Decreases in systemic blood pressure can lead to changes in heart rate and cardiac rhythm alterations.2 However, hypotension during anesthesia is described as a reduction of the basal value of arterial pressure below 20%. In the current study, while none of the groups demonstrated changes exceeding that limit in blood pressure or heart rate values, MAP and HR were significantly higher in Group V than in Group R in measurements performed after intubation, incision, and extubation. Lowrie et al. found a considerable increase in HR, SAP, and DAP parallel to the elevations in plasma norepinephrine and epinephrine concentrations. Moreover, they reported a significant rise in epinephrine level and heart rate within the first five minutes of extubation. In the present study, elevation in the heart rate during intubation and extubation in the VIMA group was consistent with the results of the study of Lowrie et al.15

In our study, MAP values showed a significant increase in the VIMA group compared with the spinal group.
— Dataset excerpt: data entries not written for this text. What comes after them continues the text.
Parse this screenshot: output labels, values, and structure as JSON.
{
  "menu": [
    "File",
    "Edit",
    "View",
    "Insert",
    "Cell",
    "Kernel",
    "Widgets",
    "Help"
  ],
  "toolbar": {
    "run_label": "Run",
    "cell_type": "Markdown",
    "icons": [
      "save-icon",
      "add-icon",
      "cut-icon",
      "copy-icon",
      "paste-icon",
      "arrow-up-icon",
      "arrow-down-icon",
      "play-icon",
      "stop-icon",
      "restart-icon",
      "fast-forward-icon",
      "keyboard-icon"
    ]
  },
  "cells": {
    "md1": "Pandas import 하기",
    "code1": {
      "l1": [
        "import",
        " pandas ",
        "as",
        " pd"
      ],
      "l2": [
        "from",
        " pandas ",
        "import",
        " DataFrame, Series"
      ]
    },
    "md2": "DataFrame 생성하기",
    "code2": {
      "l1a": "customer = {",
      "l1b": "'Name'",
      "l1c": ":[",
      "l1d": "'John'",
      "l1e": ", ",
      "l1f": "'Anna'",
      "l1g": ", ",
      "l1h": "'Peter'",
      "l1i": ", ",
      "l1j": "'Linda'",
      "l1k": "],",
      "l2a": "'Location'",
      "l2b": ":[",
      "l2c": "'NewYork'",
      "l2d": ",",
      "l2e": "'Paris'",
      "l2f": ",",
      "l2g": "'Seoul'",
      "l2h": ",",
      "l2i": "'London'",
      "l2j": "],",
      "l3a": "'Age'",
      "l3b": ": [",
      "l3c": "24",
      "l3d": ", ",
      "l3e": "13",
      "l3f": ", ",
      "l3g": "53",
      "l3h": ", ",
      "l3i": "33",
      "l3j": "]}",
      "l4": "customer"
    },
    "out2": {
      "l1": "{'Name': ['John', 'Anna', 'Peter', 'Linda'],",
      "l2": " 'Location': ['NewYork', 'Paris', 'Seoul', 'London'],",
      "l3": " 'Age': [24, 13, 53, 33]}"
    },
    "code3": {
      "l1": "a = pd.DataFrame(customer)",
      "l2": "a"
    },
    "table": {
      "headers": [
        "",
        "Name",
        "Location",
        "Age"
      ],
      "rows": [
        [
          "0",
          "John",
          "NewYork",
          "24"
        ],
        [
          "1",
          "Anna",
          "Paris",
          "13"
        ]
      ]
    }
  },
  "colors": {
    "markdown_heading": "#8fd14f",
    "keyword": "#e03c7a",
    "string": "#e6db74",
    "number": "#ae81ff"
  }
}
This result is consistent with the sympathetic discharge results obtained during the intubation and extubation phases in the studies of Tanaka et al. and Lowrie et al.15,24

Selective spinal anesthesia had a greater influence over QT and hemodynamic parameters when compared with the VIMA with sevoflurane alone. If a medication is delivered to block the adrenergic discharge, the cardiac effects of VIMA with sevoflurane can be prevented. Moreover, considering that our study was performed only on ASA I–II patients, we believe that further studies of arrhythmia should be conducted on patients with higher risk and that proper anesthesia protocols should be established. Nevertheless, selective spinal anesthesia has not been compared with VIMA with regard to QTd, QTc, QTcd, and arrhythmia incidence.

In conclusion, although VIMA with sevoflurane might prolong the QTc interval and did not result in arrhythmia, selective spinal anesthesia with bupivacaine was not associated with alterations in the QT interval or arrhythmia.